By a series of strange, not totally positive happenings, I have found myself in Melbourne, city of my birth, for a while. Three and half weeks in I was getting bored and decided it would be fun to get laid. Specifically I was thinking of storming sex with someone who was interesting and on the same wavelength. For the modern traveller, Tinder is pretty much an extension of your passport. The pictures are just as bad as passport ones except with added animals. In Australia, it is motorbikes. I was thinking that potentially that it might be surfboards, however I kept getting motorbikes. Some were on motorbikes, some were next to motorbikes and one was standing in a motorcycle repair shop. I guess this might be alluring to women who are looking for a guy who knows a good motorcycle mechanic. Some of the men with motorbikes did not have a full mouth of teeth. This is, presumably, one of the risks of riding motorbikes. Many had full beards (I fucking hate beards) and tattoos and I didn’t need to know anymore. I changed my Discovery Settings. There was never going to be the critical mass in Melbourne that you find in London or even Paris but I can tell you now, they will not be doing a compilation of The Best of Tinder Melbourne. After a few fiddles with my Discovery Settings I arrived at a new block of men. Again they seemed to have one thing in common: this lot were the loving fathers. It was the first thing you read on their profile.
As my wise pal Suze has often said, ‘Men use the loving father thing on dating sites thinking it will make women think they are sensitive and understanding, but it has a tendency to work against them.’ Guys, you may as well put up a sign that says ‘Keep Off.’ See the thing is, if you tell us first up that your kids are the most important thing in your life (and boy do you repeat it) we can’t see any room for us. We can’t see any fun. These men might be trying to say “I don’t want a serious relationship,” but they come off sounding uncertain, pious and no fun at all. Melbourne has a disproportionate percentage of men carrying their relationship wounds on their sleeve. I would suggest they remove themselves from Tinder forthwith. There are few clear laws of dating but one of them is, that if you’re not ready, don’t do it. That applies to all genders.

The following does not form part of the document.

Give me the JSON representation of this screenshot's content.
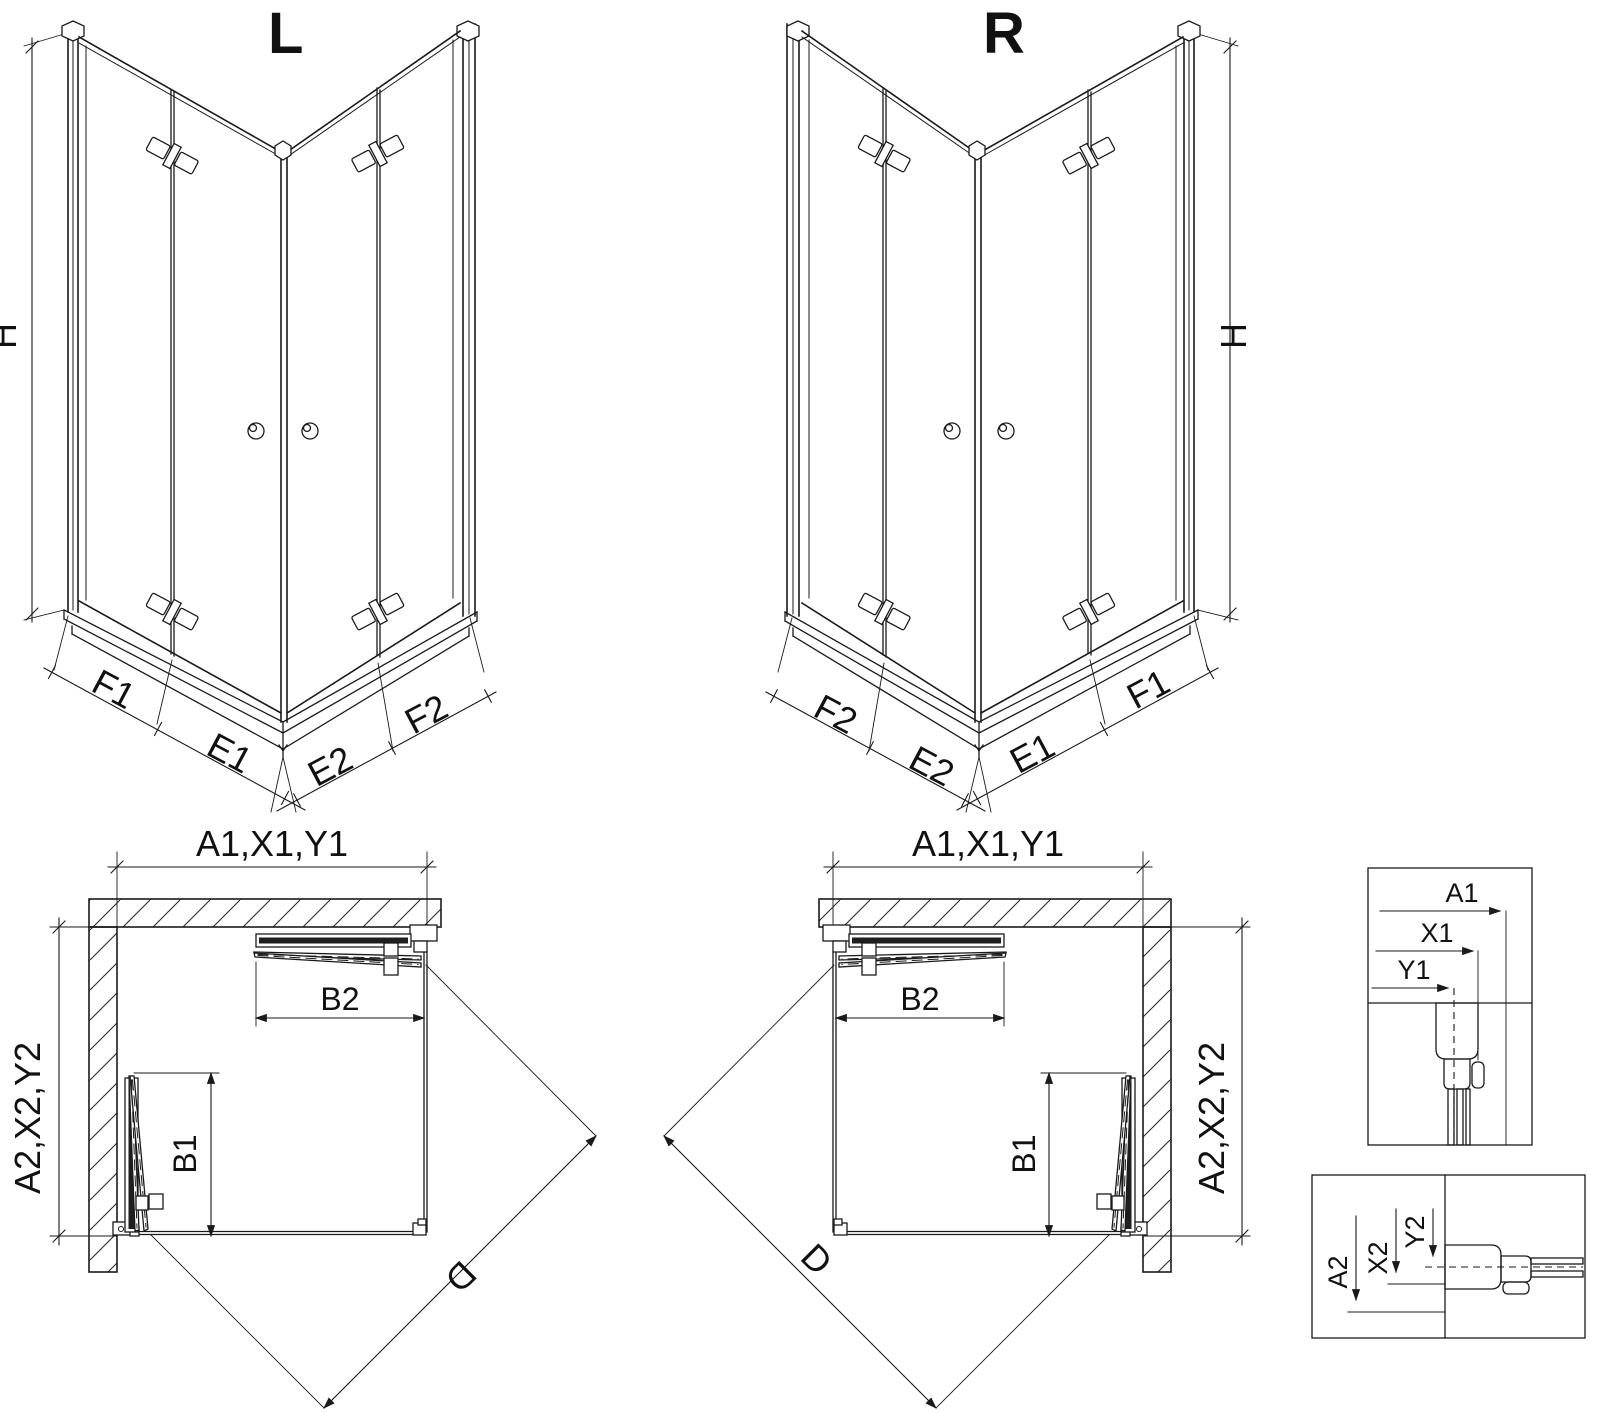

If I meet a man who is just separated or newly divorced I don’t go there. In almost all cases I’ve found men in these situations are simply still picking themselves off the floor. The last thing on their mind is the fun of a date (and yes it should be fun) though they’ve convinced themselves that they should be out there looking. If, as I’ve been, you’re unlucky enough to be the first women they’ve met since they fell onto the relationship scrapheap, I can tell you now, that you are the transition woman: you will be the one that makes them realise they are not ready, they will get scared and scurry back. Usually this will be accompanied by something like, ‘I’ve realised I need to focus on my kids.’ It’s got to the point where, if I connect with a guy in this psychographic, I’m the one who says it first. It’s usually about the moment I sense they are trying hard to banter without a care in the world, but it’s just so painfully obvious they are out of their emotional depth. So I save them from themselves and save me from being the shoulder to cry on. “Look, you are clearly not ready for any of this. I think you need to leave the dating game and just focus on you.” And then they thank me for being so nice and understanding. “You’re gorgeous,” they say, “Maybe when I’ve recovered I can call you and we can pick up where we left off.” No. The moment is all. Miss it and you don’t get it back.
This does not solve the pressing problem of alleviating my boredom and my occasionally furious sex drive. Tinder Melbourne also has a high number of married men (no photo, no date guys) and men who have no syllables. I know you all joke about Aussies speaking in monosyllables but I’m serious: on Tinder here they can’t even manufacture one. So I give up. Truly. I need to go back to the UK to have storming sex.